Como se pode aceitar, então, que um filho morra, devagar ou de rompante? Não pode. Nunca! Como se pode entender que a pessoa com quem se divida um filho viva o sofrimento à sua velocidade e não compartilhe a sua dor, as ideias pavorosas que ela lhe traz ou, mesmo, a culpa por ele ter morrido (seja ela qual for), ou o sentimento da vida ter terminado (por mais que ela insista e insista e se insinue e faça força para existir)? Não pode! Como se pode aceitar que Deus tenha tirado férias nesse momento e tenha deixado uma criança à sua sorte, a ser consumido pelo mais absurdo dos azares?
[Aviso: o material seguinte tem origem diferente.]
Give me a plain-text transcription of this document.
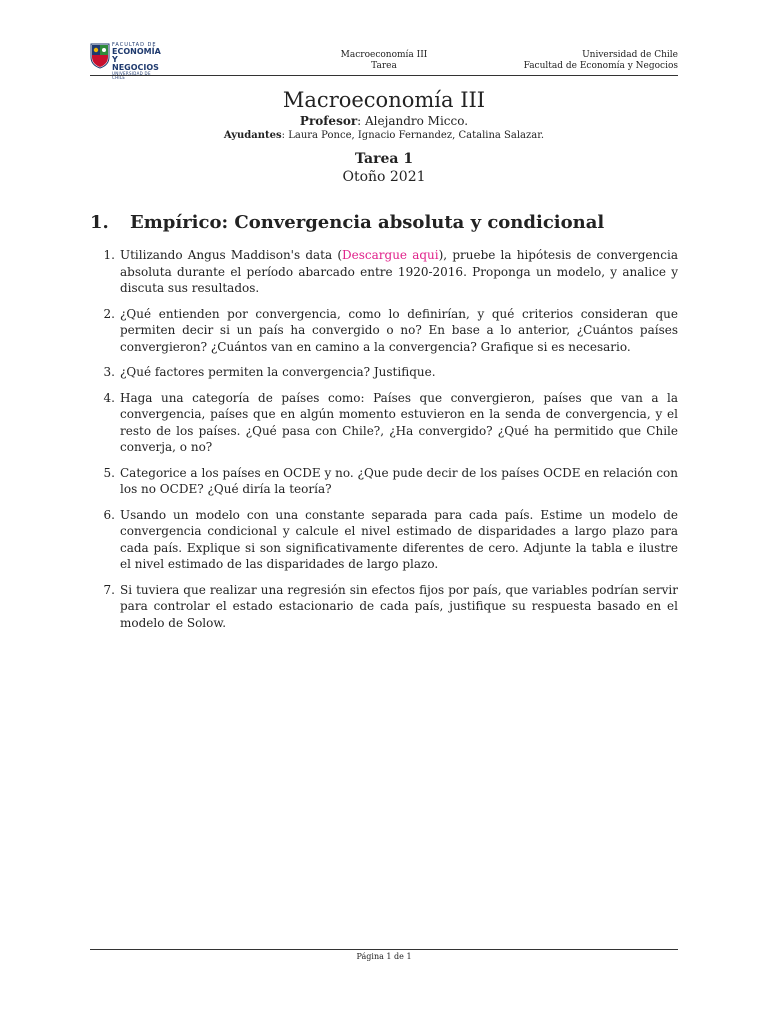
FACULTAD DE
ECONOMÍA Y
NEGOCIOS
UNIVERSIDAD DE CHILE
Macroeconomía III
Tarea
Universidad de Chile
Facultad de Economía y Negocios
Macroeconomía III
Profesor: Alejandro Micco.
Ayudantes: Laura Ponce, Ignacio Fernandez, Catalina Salazar.
Tarea 1
Otoño 2021
1.	Empírico: Convergencia absoluta y condicional
1. Utilizando Angus Maddison's data (Descargue aqui), pruebe la hipótesis de convergencia absoluta durante el período abarcado entre 1920-2016. Proponga un modelo, y analice y discuta sus resultados.
2. ¿Qué entienden por convergencia, como lo definirían, y qué criterios consideran que permiten decir si un país ha convergido o no? En base a lo anterior, ¿Cuántos países convergieron? ¿Cuántos van en camino a la convergencia? Grafique si es necesario.
3. ¿Qué factores permiten la convergencia? Justifique.
4. Haga una categoría de países como: Países que convergieron, países que van a la convergencia, países que en algún momento estuvieron en la senda de convergencia, y el resto de los países. ¿Qué pasa con Chile?, ¿Ha convergido? ¿Qué ha permitido que Chile converja, o no?
5. Categorice a los países en OCDE y no. ¿Que pude decir de los países OCDE en relación con los no OCDE? ¿Qué diría la teoría?
6. Usando un modelo con una constante separada para cada país. Estime un modelo de convergencia condicional y calcule el nivel estimado de disparidades a largo plazo para cada país. Explique si son significativamente diferentes de cero. Adjunte la tabla e ilustre el nivel estimado de las disparidades de largo plazo.
7. Si tuviera que realizar una regresión sin efectos fijos por país, que variables podrían servir para controlar el estado estacionario de cada país, justifique su respuesta basado en el modelo de Solow.
Página 1 de 1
Não pode! Como se pode reconhecer, entre todas as as falhas de todas as pessoas que eram essenciais para nós, que ninguém pareça discernir o quanto a nossa dor nos mata, e nos deixa a morrer, e ninguém parece acertar numa palavra que seja sobre tudo o que sentimos diante da morte de um filho, fazendo de cada agora a hora da nossa morte? Não pode! E quantas pessoas sobrevivem, dentro de nós, à sua perda – sem contar connosco, que morremos com ele – depois de fazermos contas a tudo o que ela nos levou? Nenhumas. Quase nenhumas. (Mas que diferença faz?…) E como se pode regressar à rua, às pessoas ou ao trabalho no meio de escombros, e viver de forma pacífica e compreensiva a curiosidade pela extensão da nossa dor, a vergonha por não termos sido capazes de guardar quem nos era mais precioso (por mais que ninguém nos tenha guardado disso), ou o ódio (quando sentimos que os maus, os injustos e todos os outros nos demonstram que a ordem natural das coisas é um embuste)? Não pode!

Daí que se entenda a petição que a Acreditar lançou e que propõe o alargamento da licença pela perda de um filho de cinco para vinte dias. Não que mais quinze dias ajudem a “cicatrizar” melhor uma dor já de si enlouquecedora. Que ficará como dor para sempre! Não que com esses dias as pessoas com quem trabalhamos ganhem rasgos de humanidade e com eles entendam melhor o nosso sofrimento. E não que com isso a solidão fique mais abrigada e quem perde um filho se sinta com cabeça para empreender, para criar ou para realizar seja o que for. Sentirá, quando muito, que a sua dor é levada mais a sério. Com mais carinho. Com aconchego.

É por isso que uma petição como esta devia merecer a unanimidade de todos nós. Sobretudo se com isso se legitimar melhor o direito à indignação que a perda dum filho, para sempre, e sem reparação possível, nos merece.